Despite being one of the oldest cities in America, and home to a large trod directly between the city and Arcadia, the First Motley found themselves alone when they emerged from the Hedge in 1919. Some of the more introspective wondered at the mystery, particularly after contact was made with the William's Boys freehold in Providence, while others simply took things for granted. Then, in '36, Blind Thomas? returned to Boston with knowledge from other Freeholds throughout New England that spoke of Boston as home to a large and impressive Freehold.
Here are a few of the facts and rumors known about Boston:
- Boston's Freehold is known as one of the oldest in New England, and has always had a large concentration of Lost - likely due to the trod. Some rumors even suggest that native americans kidnapped by the Gentry would return from the hedge atop Beacon Hill.
- Providence and Gloucester both boast small freeholds founded by exiles or wanderers from Boston's original freehold. The William's Boys (of Providence) were originally religious dissidents, while the Twin Fishers (of Gloucester) was originally formed by a trio of Swimmerskin that decided to settle outside of Boston.

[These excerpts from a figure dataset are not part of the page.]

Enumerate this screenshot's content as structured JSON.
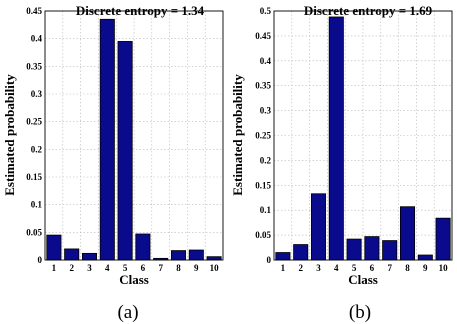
{
  "chart_data": [
    {
      "type": "bar",
      "title": "Discrete entropy = 1.34",
      "xlabel": "Class",
      "ylabel": "Estimated probability",
      "categories": [
        "1",
        "2",
        "3",
        "4",
        "5",
        "6",
        "7",
        "8",
        "9",
        "10"
      ],
      "values": [
        0.045,
        0.02,
        0.012,
        0.435,
        0.395,
        0.047,
        0.003,
        0.017,
        0.018,
        0.006
      ],
      "ylim": [
        0,
        0.45
      ],
      "yticks": [
        "0",
        "0.05",
        "0.1",
        "0.15",
        "0.2",
        "0.25",
        "0.3",
        "0.35",
        "0.4",
        "0.45"
      ],
      "grid": true,
      "bar_color": "#0a0a8c",
      "caption": "(a)"
    },
    {
      "type": "bar",
      "title": "Discrete entropy = 1.69",
      "xlabel": "Class",
      "ylabel": "Estimated probability",
      "categories": [
        "1",
        "2",
        "3",
        "4",
        "5",
        "6",
        "7",
        "8",
        "9",
        "10"
      ],
      "values": [
        0.015,
        0.031,
        0.133,
        0.488,
        0.042,
        0.047,
        0.039,
        0.107,
        0.01,
        0.084
      ],
      "ylim": [
        0,
        0.5
      ],
      "yticks": [
        "0",
        "0.05",
        "0.1",
        "0.15",
        "0.2",
        "0.25",
        "0.3",
        "0.35",
        "0.4",
        "0.45",
        "0.5"
      ],
      "grid": true,
      "bar_color": "#0a0a8c",
      "caption": "(b)"
    }
  ]
}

- The original Freehold was centered around Beacon Hill, and was somewhat insular. Motleys from "the good part of town" were in charge, with any Lost from outlying neighborhoods was marginalized. Non-Bostonians were even further down the totem pole, and as a result, only had a distant outsiders view of the Freehold.
- The Autumn Court had effective dominance of the Freehold, though seasonal rule was then as it is now. I.e., the other Courts each had their season of dominance, but couldn't really match the influence of the dominant Autumn Court. Of the Courts, the Spring Court was by far the most marginalized, having very little power even during its season and a relatively poor reputation among the rather close-minded Beacon Hill elite.
- The Leaders of the Courts and the Freehold were all men - Boston's original freehold was a strict patriarchy. Women had various formalized positions in the Freehold, but couldn't serve as Queens or Ladies for either Court nor Freehold. While originally quite religiously intolerant, the Freehold shed those habits by the time of the Revolutionary War. So long as you were a Protestant Christian, you were good. Catholics were tolerated and non-Christians weren't offered membership in the Freehold.